Rappler founder Maria Ressa pleads not guilty to tax-related case

Rappler founder Maria Ressa. Photo: Ressa/FB
Rappler founder Maria Ressa. Photo: Ressa/FB

Multi-awarded journalist and Rappler founder Maria Ressa today pleaded not guilty to her fifth tax-related case at the Pasig Regional Trial Court.

Ressa was charged for allegedly violating Section 255 of the Philippines’ tax code, or for failing to supply the correct information in relation to Rappler’s value-added tax return for the second quarter of 2015. Ressa and Rappler are facing four other tax-related cases at the Court of Tax Appeals.

Read: BREAKING: Rappler founder Maria Ressa found guilty of cyberlibel

The Department of Justice said that Rappler acted as a dealer when it sold Philippine Depositary Receipts worth PHP2.4 million (US$48,656) and that it should be taxed PHP294,258.58 (US$5,965).

In a video posted on Twitter, Ressa said that the Justice Department and the Bureau of Internal Revenue (BIR) amended the charge sheet right before her arraignment.

“Today the judge ruled against our motion to quash, so the arraignment went on. Right before the arraignment, we had the Department of Justice and the BIR. They were both there…They asked to amend four parts of the charge sheet. This is the basis of an arrest warrant, and I have an arrest warrant here,” she said.

Read: Nothing to fear? Duterte defends anti-terror law, calls Maria Ressa a ‘fraud’

“Our lawyers thought that there was a substantial change because the actual charge sheet, the information, only named me [in its original form]. It didn’t actually include the company, Rappler Holdings, and the amendment was to include the company. But you know keep in mind this was almost two years after it was filed,” she added.

In a separate tweet, she said that she posted a PHP1 million (US$20,266) travel bond for the case.

Ressa’s court appearance comes after she and a former Rappler writer, Reynald Santos Jr., were convicted for cyberlibel in connection with an article about businessman Wilfredo Keng. The 2012 report alleged that Keng loaned vehicles to the late former Chief Justice Renato Corona. Using the broadsheet Philippine Star as its source, the article also alleged that Keng is involved in fake cigarette smuggling and in granting special visas to Chinese nationals in exchange for a fee.
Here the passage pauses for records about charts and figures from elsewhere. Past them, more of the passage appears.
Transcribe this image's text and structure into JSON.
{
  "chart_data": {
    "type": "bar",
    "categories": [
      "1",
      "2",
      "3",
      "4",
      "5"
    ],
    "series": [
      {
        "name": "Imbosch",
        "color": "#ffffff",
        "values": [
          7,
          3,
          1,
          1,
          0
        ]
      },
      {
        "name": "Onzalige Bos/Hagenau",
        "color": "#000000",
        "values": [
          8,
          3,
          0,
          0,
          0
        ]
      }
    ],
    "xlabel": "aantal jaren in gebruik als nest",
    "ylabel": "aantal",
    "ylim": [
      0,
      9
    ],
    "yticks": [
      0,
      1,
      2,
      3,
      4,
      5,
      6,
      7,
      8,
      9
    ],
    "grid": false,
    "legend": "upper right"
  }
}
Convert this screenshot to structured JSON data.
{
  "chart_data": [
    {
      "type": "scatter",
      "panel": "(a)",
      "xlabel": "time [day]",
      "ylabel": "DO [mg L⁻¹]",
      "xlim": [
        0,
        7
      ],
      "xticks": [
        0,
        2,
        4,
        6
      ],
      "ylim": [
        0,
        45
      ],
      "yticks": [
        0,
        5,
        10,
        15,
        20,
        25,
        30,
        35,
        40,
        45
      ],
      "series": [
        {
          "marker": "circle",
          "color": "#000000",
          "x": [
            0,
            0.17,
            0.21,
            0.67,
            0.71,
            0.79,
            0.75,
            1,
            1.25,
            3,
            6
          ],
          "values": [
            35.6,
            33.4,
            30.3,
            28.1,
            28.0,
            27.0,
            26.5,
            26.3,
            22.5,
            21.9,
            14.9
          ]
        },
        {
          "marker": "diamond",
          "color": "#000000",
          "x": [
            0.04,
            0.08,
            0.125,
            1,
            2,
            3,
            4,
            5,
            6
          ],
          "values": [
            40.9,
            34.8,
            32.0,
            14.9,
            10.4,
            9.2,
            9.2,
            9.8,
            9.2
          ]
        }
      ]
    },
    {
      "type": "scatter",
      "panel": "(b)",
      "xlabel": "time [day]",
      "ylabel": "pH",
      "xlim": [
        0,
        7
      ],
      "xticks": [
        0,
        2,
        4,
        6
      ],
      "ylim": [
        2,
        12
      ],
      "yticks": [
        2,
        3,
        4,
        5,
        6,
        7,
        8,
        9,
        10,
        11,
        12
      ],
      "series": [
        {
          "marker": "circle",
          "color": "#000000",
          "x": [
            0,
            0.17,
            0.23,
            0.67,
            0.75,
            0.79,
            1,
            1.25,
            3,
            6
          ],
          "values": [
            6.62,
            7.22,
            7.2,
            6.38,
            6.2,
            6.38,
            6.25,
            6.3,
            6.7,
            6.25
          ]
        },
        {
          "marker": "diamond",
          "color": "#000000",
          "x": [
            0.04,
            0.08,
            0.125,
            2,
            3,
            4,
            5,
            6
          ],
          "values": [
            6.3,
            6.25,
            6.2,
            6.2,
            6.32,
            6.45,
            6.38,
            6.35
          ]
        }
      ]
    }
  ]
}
Keng has denied these allegations and filed a complaint against Rappler five years after the publication of the article. While Keng sued the journalists as private individuals, Ressa claimed the charge was politically motivated due to President Rodrigo Duterte’s vocal criticism of Rappler, which he once described as a “fake news” outlet.

Santos and Ressa have appealed the conviction, which sentenced them to at least six months in jail. Both are currently out on bail. Keng has sued Ressa for cyberlibel again in February after the journalist shared screenshots of a now-deleted Philippine Star article which linked him to the killing of Manila councilor Chika Go.

Meanwhile, Duterte has publicly said that he is gathering pieces of evidence to prove that Ressa, whose supporters include former United States Secretary of State Hillary Clinton, is “a fraud.”